I say “celebrate” because we all need to rejoice in a child’s mental health.
We also need to be aware that no individual or family is untouched by mental illness. Despite ongoing and pervasive stigma, the facts speak for themselves.
1 in 4 individuals will suffer from a mental illness during the course of his or her lifetime. And, over 50% of psychiatric disorders begin in childhood, adolescence, or young adulthood.
Shocking? You bet!
It’s amazing that such a common problem, such a widespread set of difficulties can all too often be swept under the rug. It’s also pretty amazing that the greatest burden of illness—that is, the greatest cost to society in terms of income, productivity and disability is mental illness, and depression specifically tops that list.
And yet, most of us, even doctors and other health professionals, act as if mental illness doesn’t exist—or at least not in our homes. Most refuse to talk about it, even when it strikes our own kids.

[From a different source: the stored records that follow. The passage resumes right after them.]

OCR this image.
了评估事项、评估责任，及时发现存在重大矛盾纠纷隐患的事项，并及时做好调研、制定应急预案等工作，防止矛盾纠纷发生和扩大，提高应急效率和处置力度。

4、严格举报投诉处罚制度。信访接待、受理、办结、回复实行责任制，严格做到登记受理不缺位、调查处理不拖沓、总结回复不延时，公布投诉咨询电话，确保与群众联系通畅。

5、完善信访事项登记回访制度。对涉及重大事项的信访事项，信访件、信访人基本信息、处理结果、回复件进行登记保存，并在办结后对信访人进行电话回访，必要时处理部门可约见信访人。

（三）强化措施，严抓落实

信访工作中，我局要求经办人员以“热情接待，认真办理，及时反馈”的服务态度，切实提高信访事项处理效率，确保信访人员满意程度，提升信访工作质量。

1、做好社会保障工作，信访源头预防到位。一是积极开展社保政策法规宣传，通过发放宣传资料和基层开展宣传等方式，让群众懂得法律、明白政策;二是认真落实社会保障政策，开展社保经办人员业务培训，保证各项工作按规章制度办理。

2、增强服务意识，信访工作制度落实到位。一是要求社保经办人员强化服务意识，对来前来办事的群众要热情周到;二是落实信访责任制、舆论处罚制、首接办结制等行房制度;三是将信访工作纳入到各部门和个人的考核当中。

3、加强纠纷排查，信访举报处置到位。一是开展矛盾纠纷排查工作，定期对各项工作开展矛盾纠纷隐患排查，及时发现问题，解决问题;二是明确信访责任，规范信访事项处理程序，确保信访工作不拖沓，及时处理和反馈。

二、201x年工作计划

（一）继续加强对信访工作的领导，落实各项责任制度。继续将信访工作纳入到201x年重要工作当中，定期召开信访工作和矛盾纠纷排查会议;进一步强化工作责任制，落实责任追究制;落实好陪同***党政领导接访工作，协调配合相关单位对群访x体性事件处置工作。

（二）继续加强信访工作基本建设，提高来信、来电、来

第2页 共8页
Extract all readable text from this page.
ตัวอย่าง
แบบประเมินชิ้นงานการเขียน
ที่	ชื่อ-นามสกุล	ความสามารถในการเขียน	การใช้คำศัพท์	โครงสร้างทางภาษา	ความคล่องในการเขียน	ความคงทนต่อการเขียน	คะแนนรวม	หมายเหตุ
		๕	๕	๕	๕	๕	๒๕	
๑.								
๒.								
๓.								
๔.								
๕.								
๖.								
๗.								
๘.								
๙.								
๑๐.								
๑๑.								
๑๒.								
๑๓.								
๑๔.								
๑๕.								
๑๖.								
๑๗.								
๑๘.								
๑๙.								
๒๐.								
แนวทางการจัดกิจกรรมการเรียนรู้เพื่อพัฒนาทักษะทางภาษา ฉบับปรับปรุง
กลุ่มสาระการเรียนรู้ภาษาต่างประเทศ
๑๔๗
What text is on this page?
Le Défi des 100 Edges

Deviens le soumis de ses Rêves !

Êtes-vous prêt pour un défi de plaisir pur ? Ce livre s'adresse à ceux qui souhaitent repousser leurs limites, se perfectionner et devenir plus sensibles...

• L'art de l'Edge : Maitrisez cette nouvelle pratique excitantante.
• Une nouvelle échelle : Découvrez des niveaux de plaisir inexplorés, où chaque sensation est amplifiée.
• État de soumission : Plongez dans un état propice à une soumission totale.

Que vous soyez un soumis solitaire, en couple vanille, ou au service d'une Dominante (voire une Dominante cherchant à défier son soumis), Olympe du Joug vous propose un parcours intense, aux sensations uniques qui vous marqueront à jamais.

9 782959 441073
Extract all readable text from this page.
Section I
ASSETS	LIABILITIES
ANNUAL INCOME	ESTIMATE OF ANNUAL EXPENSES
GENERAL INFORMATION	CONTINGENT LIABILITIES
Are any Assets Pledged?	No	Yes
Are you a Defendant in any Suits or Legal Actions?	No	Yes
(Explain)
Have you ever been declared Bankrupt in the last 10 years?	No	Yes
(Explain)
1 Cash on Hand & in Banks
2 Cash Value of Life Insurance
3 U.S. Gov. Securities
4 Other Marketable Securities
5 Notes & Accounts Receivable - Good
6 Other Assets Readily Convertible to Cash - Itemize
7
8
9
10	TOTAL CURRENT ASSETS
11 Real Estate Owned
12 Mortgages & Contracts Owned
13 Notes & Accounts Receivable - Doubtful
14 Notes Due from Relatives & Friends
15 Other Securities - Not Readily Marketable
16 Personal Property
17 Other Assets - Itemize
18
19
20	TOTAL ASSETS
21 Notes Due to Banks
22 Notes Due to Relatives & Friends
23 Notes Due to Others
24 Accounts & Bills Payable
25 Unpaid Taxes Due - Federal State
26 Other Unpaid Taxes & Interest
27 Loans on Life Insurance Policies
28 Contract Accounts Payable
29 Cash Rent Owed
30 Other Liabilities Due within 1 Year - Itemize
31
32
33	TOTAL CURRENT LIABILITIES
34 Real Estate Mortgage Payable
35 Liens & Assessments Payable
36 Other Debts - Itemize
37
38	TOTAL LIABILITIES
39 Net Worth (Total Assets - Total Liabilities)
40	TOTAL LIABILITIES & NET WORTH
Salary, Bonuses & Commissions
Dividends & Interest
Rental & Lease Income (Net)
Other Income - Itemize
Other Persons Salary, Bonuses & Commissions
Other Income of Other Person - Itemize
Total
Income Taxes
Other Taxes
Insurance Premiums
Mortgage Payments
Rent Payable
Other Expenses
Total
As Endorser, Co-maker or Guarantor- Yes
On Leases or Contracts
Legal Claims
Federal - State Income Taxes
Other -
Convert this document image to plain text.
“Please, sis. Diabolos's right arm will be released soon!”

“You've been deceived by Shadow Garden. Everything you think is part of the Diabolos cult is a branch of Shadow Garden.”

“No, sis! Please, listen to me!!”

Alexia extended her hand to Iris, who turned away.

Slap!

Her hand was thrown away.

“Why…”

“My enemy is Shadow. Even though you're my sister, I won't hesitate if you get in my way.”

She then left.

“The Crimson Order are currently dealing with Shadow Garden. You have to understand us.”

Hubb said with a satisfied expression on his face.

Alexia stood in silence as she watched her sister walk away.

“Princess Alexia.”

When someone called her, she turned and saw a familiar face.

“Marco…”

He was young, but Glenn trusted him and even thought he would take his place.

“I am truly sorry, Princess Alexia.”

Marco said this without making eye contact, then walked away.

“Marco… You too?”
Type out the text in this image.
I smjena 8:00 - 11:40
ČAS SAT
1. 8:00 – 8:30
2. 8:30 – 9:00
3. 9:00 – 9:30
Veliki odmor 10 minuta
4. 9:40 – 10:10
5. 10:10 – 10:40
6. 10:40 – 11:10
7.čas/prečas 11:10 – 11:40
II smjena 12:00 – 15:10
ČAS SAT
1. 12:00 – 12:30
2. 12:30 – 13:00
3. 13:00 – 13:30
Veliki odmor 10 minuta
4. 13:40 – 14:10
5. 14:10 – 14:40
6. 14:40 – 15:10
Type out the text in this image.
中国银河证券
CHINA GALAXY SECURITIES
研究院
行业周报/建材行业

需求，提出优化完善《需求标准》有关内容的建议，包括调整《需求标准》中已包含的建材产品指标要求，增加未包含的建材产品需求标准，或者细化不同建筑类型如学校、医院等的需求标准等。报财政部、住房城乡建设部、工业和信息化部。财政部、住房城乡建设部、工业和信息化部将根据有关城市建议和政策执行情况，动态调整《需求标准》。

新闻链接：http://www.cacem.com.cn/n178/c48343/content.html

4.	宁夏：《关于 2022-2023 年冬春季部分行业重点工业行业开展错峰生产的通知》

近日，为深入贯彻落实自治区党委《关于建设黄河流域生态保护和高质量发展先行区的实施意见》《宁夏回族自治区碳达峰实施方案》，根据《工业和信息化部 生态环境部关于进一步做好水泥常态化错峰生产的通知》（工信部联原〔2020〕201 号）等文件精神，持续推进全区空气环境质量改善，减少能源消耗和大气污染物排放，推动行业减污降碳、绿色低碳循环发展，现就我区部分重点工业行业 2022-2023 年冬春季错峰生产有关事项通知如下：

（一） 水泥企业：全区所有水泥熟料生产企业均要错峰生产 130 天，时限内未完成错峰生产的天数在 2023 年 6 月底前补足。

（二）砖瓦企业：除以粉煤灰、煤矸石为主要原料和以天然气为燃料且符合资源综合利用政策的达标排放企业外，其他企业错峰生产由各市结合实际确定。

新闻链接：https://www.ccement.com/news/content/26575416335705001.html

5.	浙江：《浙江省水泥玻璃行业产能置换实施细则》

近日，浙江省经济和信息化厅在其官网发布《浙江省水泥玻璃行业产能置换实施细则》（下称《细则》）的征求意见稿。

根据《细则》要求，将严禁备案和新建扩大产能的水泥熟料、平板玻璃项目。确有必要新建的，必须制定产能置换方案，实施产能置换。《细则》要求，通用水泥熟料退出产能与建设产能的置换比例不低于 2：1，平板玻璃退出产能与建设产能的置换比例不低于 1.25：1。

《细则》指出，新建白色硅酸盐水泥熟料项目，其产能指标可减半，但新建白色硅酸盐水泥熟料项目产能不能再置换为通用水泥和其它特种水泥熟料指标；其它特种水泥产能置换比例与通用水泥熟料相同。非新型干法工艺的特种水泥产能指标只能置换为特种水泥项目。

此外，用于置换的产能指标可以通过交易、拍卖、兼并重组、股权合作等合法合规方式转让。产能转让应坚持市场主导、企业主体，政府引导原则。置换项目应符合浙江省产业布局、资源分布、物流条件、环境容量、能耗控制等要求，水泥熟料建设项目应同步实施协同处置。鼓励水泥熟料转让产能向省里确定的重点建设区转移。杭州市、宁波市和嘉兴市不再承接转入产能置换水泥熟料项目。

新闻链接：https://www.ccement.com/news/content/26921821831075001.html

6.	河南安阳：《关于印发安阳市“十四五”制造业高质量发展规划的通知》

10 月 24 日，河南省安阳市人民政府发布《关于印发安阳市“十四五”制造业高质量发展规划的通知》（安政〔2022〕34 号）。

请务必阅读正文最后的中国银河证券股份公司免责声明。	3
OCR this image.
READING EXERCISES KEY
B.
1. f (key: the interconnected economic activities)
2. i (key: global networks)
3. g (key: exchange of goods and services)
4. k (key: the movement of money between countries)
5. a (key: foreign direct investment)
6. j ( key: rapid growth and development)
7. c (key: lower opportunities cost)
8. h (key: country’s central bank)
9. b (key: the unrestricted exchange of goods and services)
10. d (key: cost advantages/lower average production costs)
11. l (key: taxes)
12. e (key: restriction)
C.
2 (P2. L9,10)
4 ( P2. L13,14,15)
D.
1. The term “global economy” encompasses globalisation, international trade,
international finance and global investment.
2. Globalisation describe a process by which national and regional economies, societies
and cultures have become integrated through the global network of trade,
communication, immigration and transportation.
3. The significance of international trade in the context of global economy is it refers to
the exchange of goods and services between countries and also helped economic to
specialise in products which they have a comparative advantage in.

Sure, we can think about all the common reasons for hiding mental illness—the images of “crazy” characters in cartoons or in films/television; the unthinkable fear of losing one’s mind; the shame of not being viewed by others as “normal;” or the myth that once labeled, you will never be seen the same way, socially or professionally.
But, the fact is that we all have experienced some kind of emotional or behavioral problem.
So on this day, we should pause to reflect, as we do on virtually all commemorative days.
Let’s reflect on why we label and isolate those, who by virtue of their genetic constitution or neurological wiring, by the ill effects of poverty, lack of resources, trauma, or a myriad of other environmental hazards, succumb to anxiety, depression, substance use and other mental illness.
Let’s get mental illness out of the closet. Let’s realize that we all have brains that endure and react to trauma of some kind.
Let’s also realize that many psychiatric disorders can be prevented—through education, community, school, family and social relationships. Let’s also remember that our ability to treat mental illness is pretty close to the success rate for most other medical illnesses—another fact we tend to forget or not believe.
We can stop most mental illness in its tracks. But when we cannot, acceptance, tolerance, honesty and care ensure that we make the world around us a much better place.
On behalf of The Clay Center, I encourage you to take the first and most important step, and that is to educate yourself about mental health and illness by reading our blogs, listening to our podcasts, and most importantly, talking with your kids about the psychological challenges we all face.
I have no doubt that the more we make this an everyday conversation, we will, in our own small way, make this world a much better place for us all.